Popa Singer est bien décidée à résister au dictateur haïtien Duvalier, alias Papa Doc. C’est ce que nous raconte avec humour et style le rabelaisien René Depestre.
Il a attendu vingt-huit ans. C’est son premier roman depuis Hadriana dans tous mes rêves, comme il est bon, et féroce ! C’est dans une transe tropicalo-rabelaisienne inouïe, dans un incendie stylistique qui fait battre le cœur et l’esprit à chaque page, que René Depestre choisit de rendre hommage à la « fée du courage », sa mère, et de ridiculiser le roi-crétin, Papa Doc. La mère s’appelle Dianira Fontoriol, mais s’est rebaptisée « Popa Singer von Hofmannsthal », à cause de la machine à coudre habitée par l’esprit- conseil vaudou « loa » récupéré chez un négociant germanique. Lequel, pour échapper à la police allemande, emprunta le nom d’un célèbre poète autrichien (Hugo von Hofmannsthal). Dianira, avec sa machine magique, coud les « beaux- draps d’un réel merveilleux germano-haïtien », métisse « le plancton de la mer des gros-Blancs européens avec les substances en suspension des Nègres d’Amérique », bref réinvente en plus joli l’histoire convulsive de son île sous la dictature de Duvalier, le géant insupportable qui donne à tous l’envie de « fumer dans les couilles ».

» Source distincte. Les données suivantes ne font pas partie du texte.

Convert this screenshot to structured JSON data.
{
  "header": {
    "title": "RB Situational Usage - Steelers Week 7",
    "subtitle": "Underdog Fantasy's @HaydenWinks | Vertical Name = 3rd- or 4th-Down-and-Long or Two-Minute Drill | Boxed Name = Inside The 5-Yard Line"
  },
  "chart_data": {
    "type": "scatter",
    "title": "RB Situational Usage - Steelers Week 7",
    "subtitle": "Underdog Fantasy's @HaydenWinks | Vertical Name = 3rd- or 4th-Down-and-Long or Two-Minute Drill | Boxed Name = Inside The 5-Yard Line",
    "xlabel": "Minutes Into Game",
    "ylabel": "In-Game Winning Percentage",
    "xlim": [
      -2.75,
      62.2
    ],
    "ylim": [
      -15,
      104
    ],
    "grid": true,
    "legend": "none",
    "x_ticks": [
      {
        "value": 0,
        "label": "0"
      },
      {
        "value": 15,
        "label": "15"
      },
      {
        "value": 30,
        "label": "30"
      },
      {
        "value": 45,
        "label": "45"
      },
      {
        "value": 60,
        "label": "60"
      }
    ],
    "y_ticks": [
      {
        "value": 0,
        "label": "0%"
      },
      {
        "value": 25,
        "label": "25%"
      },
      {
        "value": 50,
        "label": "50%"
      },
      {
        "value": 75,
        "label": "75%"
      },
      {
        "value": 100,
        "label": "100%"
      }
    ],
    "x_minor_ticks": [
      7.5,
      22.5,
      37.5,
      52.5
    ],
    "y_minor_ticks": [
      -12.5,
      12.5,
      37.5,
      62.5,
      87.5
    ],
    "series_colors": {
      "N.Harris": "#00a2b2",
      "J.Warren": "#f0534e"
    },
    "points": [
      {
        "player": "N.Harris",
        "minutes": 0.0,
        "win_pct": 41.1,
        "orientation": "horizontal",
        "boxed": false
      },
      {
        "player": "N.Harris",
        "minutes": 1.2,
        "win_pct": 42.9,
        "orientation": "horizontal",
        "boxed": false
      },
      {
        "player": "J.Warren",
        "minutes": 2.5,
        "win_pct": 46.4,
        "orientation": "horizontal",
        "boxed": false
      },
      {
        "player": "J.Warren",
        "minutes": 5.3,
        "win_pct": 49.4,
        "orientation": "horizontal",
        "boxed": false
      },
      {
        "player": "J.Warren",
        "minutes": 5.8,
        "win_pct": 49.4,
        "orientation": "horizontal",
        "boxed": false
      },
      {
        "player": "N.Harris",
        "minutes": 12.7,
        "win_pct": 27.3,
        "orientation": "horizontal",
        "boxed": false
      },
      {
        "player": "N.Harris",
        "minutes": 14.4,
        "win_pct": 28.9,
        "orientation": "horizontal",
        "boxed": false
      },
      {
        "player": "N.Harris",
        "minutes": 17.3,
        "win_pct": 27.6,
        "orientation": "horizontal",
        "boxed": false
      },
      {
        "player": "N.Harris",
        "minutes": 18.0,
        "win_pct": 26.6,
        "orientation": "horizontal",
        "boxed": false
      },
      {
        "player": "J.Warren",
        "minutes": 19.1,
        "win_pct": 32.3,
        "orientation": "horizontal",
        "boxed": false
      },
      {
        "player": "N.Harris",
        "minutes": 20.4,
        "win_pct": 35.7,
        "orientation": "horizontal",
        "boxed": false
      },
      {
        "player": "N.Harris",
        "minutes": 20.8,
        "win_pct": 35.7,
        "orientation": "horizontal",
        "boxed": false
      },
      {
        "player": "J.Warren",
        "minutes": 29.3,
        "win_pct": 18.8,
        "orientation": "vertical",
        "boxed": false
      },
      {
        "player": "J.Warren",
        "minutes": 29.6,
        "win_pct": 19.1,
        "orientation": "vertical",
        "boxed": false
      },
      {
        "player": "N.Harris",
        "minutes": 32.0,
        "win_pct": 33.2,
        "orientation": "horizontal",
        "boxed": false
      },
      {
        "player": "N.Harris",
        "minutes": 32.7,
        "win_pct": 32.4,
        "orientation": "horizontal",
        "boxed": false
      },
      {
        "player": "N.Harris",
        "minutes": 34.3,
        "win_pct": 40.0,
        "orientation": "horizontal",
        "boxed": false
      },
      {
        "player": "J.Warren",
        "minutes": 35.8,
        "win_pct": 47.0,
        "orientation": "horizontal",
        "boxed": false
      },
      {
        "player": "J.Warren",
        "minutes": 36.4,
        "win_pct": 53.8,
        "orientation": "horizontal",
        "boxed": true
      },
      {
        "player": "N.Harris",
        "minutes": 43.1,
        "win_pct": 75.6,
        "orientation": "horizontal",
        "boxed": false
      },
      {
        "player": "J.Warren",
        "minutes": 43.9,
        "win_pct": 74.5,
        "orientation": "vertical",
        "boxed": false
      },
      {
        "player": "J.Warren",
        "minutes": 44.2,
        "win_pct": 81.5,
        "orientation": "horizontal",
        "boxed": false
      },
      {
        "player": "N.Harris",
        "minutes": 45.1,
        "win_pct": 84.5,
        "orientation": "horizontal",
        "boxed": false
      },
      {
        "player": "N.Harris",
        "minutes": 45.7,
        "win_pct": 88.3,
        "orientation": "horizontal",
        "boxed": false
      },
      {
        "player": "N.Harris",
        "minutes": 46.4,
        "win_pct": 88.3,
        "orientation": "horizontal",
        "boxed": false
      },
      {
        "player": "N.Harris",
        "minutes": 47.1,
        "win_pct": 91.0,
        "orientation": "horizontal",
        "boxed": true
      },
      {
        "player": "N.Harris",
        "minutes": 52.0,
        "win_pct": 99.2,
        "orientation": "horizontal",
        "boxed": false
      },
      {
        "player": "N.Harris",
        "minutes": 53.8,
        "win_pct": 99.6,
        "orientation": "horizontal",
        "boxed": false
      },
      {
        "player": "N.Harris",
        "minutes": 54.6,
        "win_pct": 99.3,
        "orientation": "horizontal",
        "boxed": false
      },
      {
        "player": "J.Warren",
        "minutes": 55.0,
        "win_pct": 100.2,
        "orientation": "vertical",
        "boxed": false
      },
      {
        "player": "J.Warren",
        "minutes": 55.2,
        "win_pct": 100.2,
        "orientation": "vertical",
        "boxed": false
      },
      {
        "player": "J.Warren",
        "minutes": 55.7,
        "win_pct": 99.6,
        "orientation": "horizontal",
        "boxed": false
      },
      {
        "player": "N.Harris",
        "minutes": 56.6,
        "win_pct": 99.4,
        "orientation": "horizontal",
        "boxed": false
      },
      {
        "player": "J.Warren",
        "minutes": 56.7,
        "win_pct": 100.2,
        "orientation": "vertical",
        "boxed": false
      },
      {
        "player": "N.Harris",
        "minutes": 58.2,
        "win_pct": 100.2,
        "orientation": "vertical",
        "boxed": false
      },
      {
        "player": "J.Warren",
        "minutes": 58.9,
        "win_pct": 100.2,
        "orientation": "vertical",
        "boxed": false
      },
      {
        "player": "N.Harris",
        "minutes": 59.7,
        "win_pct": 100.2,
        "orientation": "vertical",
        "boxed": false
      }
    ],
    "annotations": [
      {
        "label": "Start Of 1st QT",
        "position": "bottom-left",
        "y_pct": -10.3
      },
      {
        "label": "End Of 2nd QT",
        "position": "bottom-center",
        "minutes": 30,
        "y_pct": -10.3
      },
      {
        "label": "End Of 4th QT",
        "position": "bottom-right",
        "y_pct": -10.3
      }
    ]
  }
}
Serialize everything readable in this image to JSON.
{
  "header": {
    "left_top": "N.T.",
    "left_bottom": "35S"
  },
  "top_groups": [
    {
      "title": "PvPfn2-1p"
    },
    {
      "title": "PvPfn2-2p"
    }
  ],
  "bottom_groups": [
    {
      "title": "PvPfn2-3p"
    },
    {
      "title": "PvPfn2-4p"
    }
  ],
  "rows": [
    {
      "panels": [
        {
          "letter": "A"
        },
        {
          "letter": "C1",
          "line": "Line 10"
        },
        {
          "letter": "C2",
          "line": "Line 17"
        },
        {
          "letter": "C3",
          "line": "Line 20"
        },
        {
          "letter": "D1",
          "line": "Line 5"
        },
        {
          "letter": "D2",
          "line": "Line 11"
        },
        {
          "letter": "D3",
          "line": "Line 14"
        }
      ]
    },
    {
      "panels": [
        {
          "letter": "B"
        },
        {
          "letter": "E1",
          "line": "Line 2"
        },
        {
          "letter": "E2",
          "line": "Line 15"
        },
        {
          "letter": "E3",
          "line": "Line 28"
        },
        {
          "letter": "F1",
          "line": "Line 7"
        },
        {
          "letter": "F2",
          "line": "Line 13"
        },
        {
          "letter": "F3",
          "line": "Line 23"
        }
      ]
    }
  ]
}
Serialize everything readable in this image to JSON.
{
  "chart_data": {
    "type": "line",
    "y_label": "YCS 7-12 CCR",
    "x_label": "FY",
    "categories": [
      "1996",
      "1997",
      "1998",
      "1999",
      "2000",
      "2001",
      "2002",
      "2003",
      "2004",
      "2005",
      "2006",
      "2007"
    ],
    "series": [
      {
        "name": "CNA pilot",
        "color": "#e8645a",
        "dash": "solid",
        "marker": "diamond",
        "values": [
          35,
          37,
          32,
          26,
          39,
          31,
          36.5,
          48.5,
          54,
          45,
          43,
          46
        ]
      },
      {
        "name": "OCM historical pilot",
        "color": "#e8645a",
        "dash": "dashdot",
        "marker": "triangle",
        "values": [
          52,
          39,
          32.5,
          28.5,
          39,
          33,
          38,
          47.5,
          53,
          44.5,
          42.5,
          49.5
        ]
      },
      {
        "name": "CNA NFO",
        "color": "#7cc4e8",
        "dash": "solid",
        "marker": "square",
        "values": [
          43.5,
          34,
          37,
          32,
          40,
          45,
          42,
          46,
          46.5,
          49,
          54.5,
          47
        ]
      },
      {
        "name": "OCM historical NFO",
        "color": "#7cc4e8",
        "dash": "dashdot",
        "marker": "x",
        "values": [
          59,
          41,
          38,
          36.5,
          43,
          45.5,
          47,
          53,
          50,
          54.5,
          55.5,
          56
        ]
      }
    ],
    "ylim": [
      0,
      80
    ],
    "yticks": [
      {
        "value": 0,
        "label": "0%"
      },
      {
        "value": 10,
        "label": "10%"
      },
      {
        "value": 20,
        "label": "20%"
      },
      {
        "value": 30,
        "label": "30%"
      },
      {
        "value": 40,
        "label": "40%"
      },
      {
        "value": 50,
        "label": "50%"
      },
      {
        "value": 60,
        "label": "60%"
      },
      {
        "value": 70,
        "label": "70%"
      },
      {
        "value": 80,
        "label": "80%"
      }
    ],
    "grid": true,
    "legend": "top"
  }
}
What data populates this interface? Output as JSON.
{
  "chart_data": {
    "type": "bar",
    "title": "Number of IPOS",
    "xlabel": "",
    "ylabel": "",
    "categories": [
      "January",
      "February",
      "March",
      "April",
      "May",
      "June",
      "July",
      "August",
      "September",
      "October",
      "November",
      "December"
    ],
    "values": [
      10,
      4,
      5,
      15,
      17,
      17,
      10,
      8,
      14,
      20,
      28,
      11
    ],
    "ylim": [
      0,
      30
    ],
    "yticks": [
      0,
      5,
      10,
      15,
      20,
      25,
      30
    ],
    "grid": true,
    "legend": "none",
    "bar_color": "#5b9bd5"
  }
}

Le récit est largement autobiographique. En 1958, René Depestre, en exil, retrouve Haïti à la faveur de la chute du gouvernement Magloire et de l’élection de Duvalier. Il connaît le dictateur, à cinq ans ils traînaient dans les mêmes rues sales, à Jacmel. Au cours d’un entretien, le roi des Tropiques expose tranquillement à Depestre son programme sanguinaire de zombification des masses superstitieuses et silencieuses. Il va jusqu’à lui proposer le poste de responsable culturel des Affaires étrangères. Depestre a la nausée, le fait comprendre. En représailles, le « grand- électrificateur » lâche ses Tontons Macoutes jusqu’à la maison de la mère de l’écrivain qui, à l’aide de sa machine à coudre et de son tempérament-volcan, ne se laisse pas impressionner par le colt 45 posé sur sa nuque. La perquisition de la bibliothèque familiale par les Macoutes illettrés est un festin : « – Le Petit Chaperon rouge ? mon capitaine. – Un agitateur qui affiche des idées bolcheviques à son chapeau de paille. Au panier à salade ! – Le Petit Prince ? mon capitaine. – Un mauvais sujet qui, dès les berceaux, commence à conspirer, dit le chef milicien à la place du capitaine. – Pablo Picasso ? mon capitaine. – Nom de Dieu de putain de pic à casser les os. Embarquez-moi ça, les yeux fermés ! » On rit à pleurer de la litanie burlesque des « fils de putes d’ouvrages de guerre sainte », qu’il faut « mettre hors d’état de nuire ». «Sous un gouvernement qui emprisonne injustement, disait Henry David Thoreau dans La Désobéissance civile, la place de l’homme juste est aussi en prison. » C’est là qu’ira Depestre pendant un an. En renégat. « Je vous serre la main, poëte », avait écrit Hugo à Baudelaire pour le féliciter de ses Fleurs du mal, avec ce tréma espiègle que toutes les réformes de l’orthographe du monde n’enlèveront jamais à cette franche déclaration d’amitié. C’est exactement ce que l’on a envie de faire en refermant le Popa Singer de René Depestre : lui serrer la main, au poëte haïtien.